The discussion about how to deal with climate change consists of two rough perspectives: one of sacrifice (we need to reduce travel, purchase less, …) or one of techno-utopianism (creating ways to keep doing what we do, without negative impact). While the techno-utopian extreme might seem desirable, the extreme position of sacrifice would be suicide, which isn’t quite so desirable. As always, the solution we truly find is probably one in between: some regulation to avoid stupid waste of energy, but also create a lot of new opportunities.
What I often miss in the discussion, though, is this: What are we doing this for? What’s the point? I don’t like the goal of saving the planet. I don’t care much about the planet – what good would earth be, if no human lived on it? Without anyone to conciously experience the beauty of life on earth, the planet’s not worth much in my view. The ultimate goal, why we fight climate change, should be to preserve experience in all of its beauty.
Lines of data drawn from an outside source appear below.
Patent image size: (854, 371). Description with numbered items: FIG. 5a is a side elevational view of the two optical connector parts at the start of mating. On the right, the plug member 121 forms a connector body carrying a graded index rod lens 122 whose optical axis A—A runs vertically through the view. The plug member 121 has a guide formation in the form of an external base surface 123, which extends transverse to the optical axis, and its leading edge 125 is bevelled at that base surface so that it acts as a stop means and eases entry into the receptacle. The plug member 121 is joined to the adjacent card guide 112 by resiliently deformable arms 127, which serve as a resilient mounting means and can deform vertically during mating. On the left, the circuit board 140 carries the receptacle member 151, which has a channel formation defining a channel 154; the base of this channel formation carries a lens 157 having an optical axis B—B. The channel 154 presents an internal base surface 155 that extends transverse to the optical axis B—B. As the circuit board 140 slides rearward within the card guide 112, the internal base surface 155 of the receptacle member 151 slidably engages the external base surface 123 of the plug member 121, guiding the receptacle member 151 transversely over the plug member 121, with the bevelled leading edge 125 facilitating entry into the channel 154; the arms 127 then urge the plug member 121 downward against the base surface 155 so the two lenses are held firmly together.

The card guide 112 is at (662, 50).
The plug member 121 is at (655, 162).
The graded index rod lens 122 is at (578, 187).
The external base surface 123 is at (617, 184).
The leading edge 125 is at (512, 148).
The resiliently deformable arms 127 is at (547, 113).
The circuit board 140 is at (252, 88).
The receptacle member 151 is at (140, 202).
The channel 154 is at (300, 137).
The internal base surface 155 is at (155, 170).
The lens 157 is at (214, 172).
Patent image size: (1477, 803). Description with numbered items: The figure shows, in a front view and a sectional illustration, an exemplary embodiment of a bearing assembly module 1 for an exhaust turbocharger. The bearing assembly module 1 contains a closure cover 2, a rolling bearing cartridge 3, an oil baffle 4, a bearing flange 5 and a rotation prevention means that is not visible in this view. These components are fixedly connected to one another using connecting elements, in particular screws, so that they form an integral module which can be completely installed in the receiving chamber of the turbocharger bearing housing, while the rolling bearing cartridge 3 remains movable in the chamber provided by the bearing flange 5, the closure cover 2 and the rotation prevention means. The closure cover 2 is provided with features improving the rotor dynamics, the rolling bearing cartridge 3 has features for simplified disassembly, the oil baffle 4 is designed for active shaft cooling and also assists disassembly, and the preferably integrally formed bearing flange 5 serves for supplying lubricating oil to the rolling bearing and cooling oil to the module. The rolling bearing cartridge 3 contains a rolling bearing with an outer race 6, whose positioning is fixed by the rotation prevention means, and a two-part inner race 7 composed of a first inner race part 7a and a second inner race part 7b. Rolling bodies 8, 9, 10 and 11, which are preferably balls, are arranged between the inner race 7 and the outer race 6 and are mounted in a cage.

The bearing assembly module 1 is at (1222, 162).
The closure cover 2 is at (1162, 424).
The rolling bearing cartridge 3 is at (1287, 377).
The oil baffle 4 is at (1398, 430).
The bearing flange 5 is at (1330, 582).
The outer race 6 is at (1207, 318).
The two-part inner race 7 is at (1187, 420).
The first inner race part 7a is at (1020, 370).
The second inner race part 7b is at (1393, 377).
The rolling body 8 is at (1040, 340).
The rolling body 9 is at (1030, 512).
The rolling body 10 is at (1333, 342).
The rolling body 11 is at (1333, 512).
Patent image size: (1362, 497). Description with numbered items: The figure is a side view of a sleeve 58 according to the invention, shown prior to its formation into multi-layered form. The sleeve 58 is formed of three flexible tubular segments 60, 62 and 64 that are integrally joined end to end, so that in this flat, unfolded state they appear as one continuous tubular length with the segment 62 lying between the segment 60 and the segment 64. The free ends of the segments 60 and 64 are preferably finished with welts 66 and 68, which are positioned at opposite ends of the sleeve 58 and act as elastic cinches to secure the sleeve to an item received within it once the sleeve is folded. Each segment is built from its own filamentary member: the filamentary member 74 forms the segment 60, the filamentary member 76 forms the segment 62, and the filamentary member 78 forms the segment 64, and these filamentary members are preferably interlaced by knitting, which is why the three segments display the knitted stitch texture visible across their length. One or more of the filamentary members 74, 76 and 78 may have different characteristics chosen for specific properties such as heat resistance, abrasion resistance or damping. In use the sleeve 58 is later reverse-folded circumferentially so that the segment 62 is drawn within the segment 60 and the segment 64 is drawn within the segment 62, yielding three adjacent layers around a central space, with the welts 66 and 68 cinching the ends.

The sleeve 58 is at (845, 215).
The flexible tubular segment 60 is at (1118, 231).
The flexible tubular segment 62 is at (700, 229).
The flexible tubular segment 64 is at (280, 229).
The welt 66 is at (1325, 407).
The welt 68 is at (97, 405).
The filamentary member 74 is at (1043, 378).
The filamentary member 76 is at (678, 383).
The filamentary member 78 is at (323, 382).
Here are a few examples of that beauty:
- Risking one’s life just for fun, doing extreme activities.
- Driving a Porsche 356 through Antarctica.
- Try to learn everything there is to know about everything in the universe.
- Dedicating one’s life to learn a weird, complicated musical instrument.
- Building a miniaturized brick castle from millions of parts, spending many years doing so.
- Meditating on the side of a mountain for 20 years.
- Spending one’s life travelling the planet, meeting a plethora of cultures.
- Organizing huge events where millions of people meet & share experiences.
- Paddling a canoe across the Antlantic Ocean.
These quirky and weird experiences often don’t seem to have a point, as it’s visualised beautifully in The Culture Series, where other (alien) races miss the point of The Culture (= humanity). Not having a point is – in my view – exactly the point of it all: realizing the full range of (human) experience.